O nome que dão à perfeição

Sónia Quental

         Achava que a perfeição era um marco a atingir. A felicidade viria depois, distribuindo recompensas perpétuas e aliviando-me de um lugar insistentemente aquém. Escusado será dizer que esse alívio nunca chegou e talvez por isso gostasse de encontrar pequenas falhas em pessoas e objetos, tornando-os mais verosímeis, mais próximos do protótipo de imperfeição em que me revia. Logo comecei a preferir as coisas com defeito às que vinham imaculadas de fábrica, por me fazerem sentir menos desigual, naquela que talvez fosse a forma mais imediata de alívio que encontrei.

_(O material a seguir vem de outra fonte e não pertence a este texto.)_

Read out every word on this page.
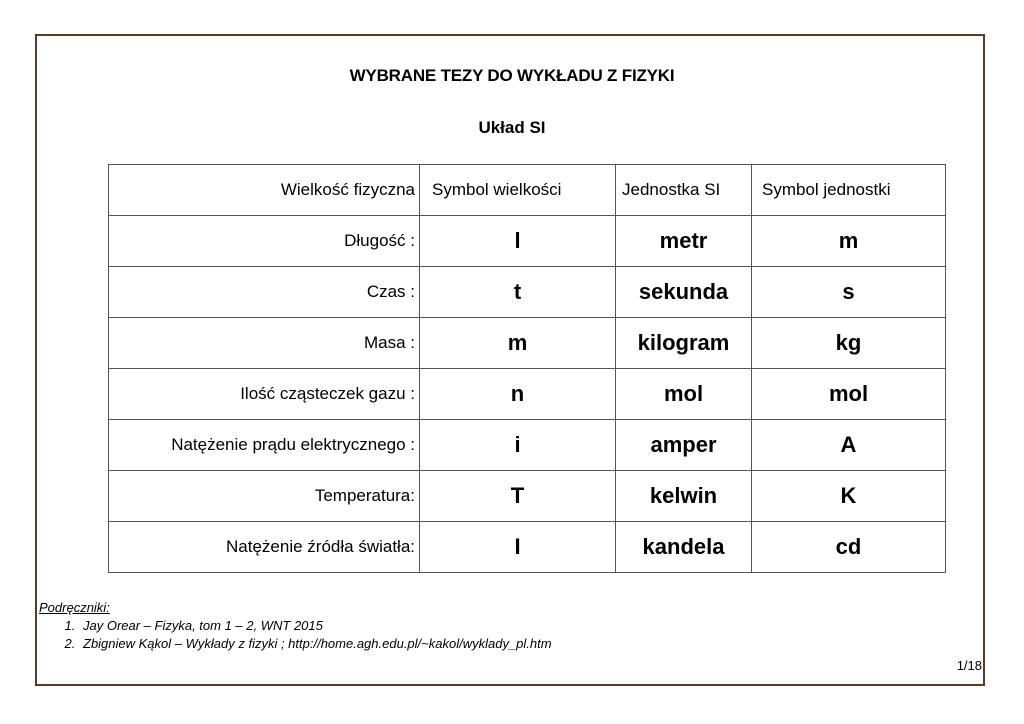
WYBRANE TEZY DO WYKŁADU Z FIZYKI
Układ SI
Wielkość fizyczna	Symbol wielkości	Jednostka SI	Symbol jednostki
Długość :	l	metr	m
Czas :	t	sekunda	s
Masa :	m	kilogram	kg
Ilość cząsteczek gazu :	n	mol	mol
Natężenie prądu elektrycznego :	i	amper	A
Temperatura:	T	kelwin	K
Natężenie źródła światła:	I	kandela	cd
Podręczniki:
1. Jay Orear – Fizyka, tom 1 – 2, WNT 2015
2. Zbigniew Kąkol – Wykłady z fizyki ; http://home.agh.edu.pl/~kakol/wyklady_pl.htm
1/18
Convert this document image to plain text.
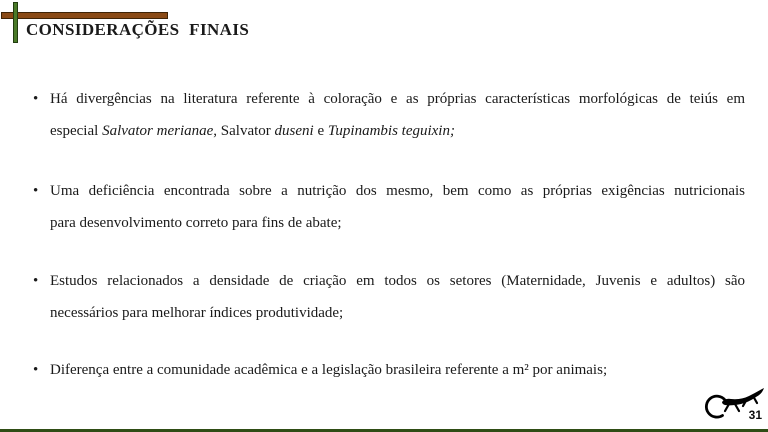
CONSIDERAÇÕES FINAIS
• Há divergências na literatura referente à coloração e as próprias características morfológicas de teiús em
especial Salvator merianae, Salvator duseni e Tupinambis teguixin;
• Uma deficiência encontrada sobre a nutrição dos mesmo, bem como as próprias exigências nutricionais
para desenvolvimento correto para fins de abate;
• Estudos relacionados a densidade de criação em todos os setores (Maternidade, Juvenis e adultos) são
necessários para melhorar índices produtividade;
• Diferença entre a comunidade acadêmica e a legislação brasileira referente a m² por animais;
31
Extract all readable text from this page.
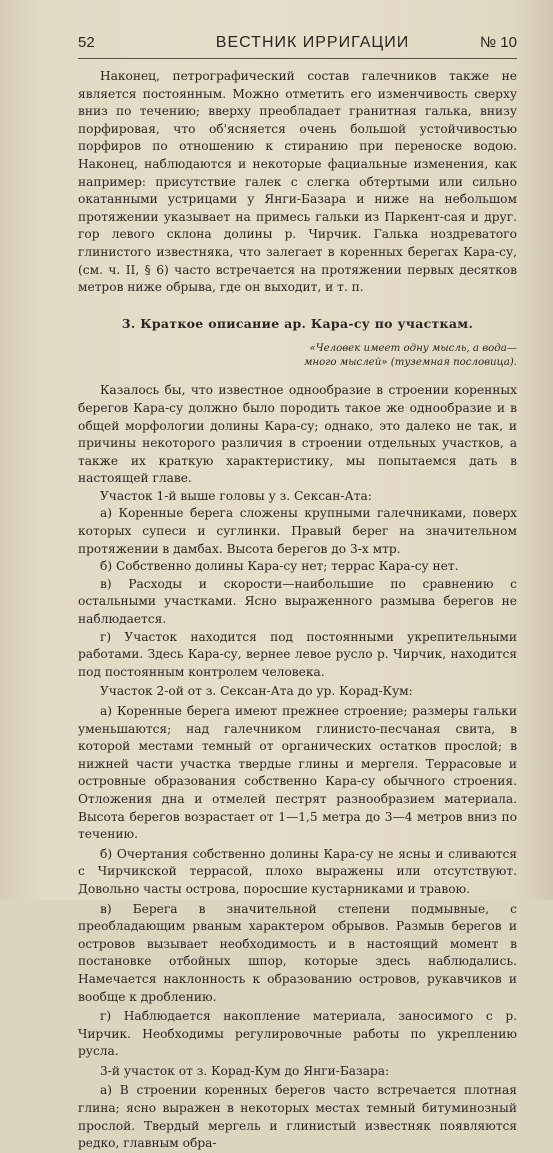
52	ВЕСТНИК ИРРИГАЦИИ	№ 10

Наконец, петрографический состав галечников также не является постоянным. Можно отметить его изменчивость сверху вниз по течению; вверху преобладает гранитная галька, внизу порфировая, что об'ясняется очень большой устойчивостью порфиров по отношению к стиранию при переноске водою. Наконец, наблюдаются и некоторые фациальные изменения, как например: присутствие галек с слегка обтертыми или сильно окатанными устрицами у Янги-Базара и ниже на небольшом протяжении указывает на примесь гальки из Паркент-сая и друг. гор левого склона долины р. Чирчик. Галька ноздреватого глинистого известняка, что залегает в коренных берегах Кара-су, (см. ч. II, § 6) часто встречается на протяжении первых десятков метров ниже обрыва, где он выходит, и т. п.

3. Краткое описание ар. Кара-су по участкам.
«Человек имеет одну мысль, а вода— много мыслей» (туземная пословица).

Казалось бы, что известное однообразие в строении коренных берегов Кара-су должно было породить такое же однообразие и в общей морфологии долины Кара-су; однако, это далеко не так, и причины некоторого различия в строении отдельных участков, а также их краткую характеристику, мы попытаемся дать в настоящей главе.

Участок 1-й выше головы у з. Сексан-Ата:

а) Коренные берега сложены крупными галечниками, поверх которых супеси и суглинки. Правый берег на значительном протяжении в дамбах. Высота берегов до 3-х мтр.

б) Собственно долины Кара-су нет; террас Кара-су нет.

в) Расходы и скорости—наибольшие по сравнению с остальными участками. Ясно выраженного размыва берегов не наблюдается.

г) Участок находится под постоянными укрепительными работами. Здесь Кара-су, вернее левое русло р. Чирчик, находится под постоянным контролем человека.

Участок 2-ой от з. Сексан-Ата до ур. Корад-Кум:

а) Коренные берега имеют прежнее строение; размеры гальки уменьшаются; над галечником глинисто-песчаная свита, в которой местами темный от органических остатков прослой; в нижней части участка твердые глины и мергеля. Террасовые и островные образования собственно Кара-су обычного строения. Отложения дна и отмелей пестрят разнообразием материала. Высота берегов возрастает от 1—1,5 метра до 3—4 метров вниз по течению.

б) Очертания собственно долины Кара-су не ясны и сливаются с Чирчикской террасой, плохо выражены или отсутствуют. Довольно часты острова, поросшие кустарниками и травою.

в) Берега в значительной степени подмывные, с преобладающим рваным характером обрывов. Размыв берегов и островов вызывает необходимость и в настоящий момент в постановке отбойных шпор, которые здесь наблюдались. Намечается наклонность к образованию островов, рукавчиков и вообще к дроблению.

г) Наблюдается накопление материала, заносимого с р. Чирчик. Необходимы регулировочные работы по укреплению русла.

3-й участок от з. Корад-Кум до Янги-Базара:

а) В строении коренных берегов часто встречается плотная глина; ясно выражен в некоторых местах темный битуминозный прослой. Твердый мергель и глинистый известняк появляются редко, главным обра-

         Mas nem assim me abandonou a ânsia da perfeição que atormenta mais mulheres do que homens, embora estes comecem a acusar a mesma aflição. O avanço da ciência e da cosmética parece ter deixado a perfeição ao nosso alcance, normalizando operações cirúrgicas que conseguem alterar substancialmente o aspeto físico de uma pessoa. Se ainda não são para todas as carteiras, e não se vulgarizaram em todos os países, estaremos a caminho disso, quanto mais não seja por influência das redes sociais e dos seus gurus. Interessou-me, portanto, a série documental The Price of Perfection, apresentada por Olivia Attwood e centrada nos procedimentos estéticos que já se tornaram comuns no Reino Unido, à semelhança do que acontece nos EUA, onde as mulheres começam a utilizar substâncias injetáveis para preencher os lábios aos 18 anos, continuando vida fora, viciadas numa ideia de perfeição que nunca é saciada.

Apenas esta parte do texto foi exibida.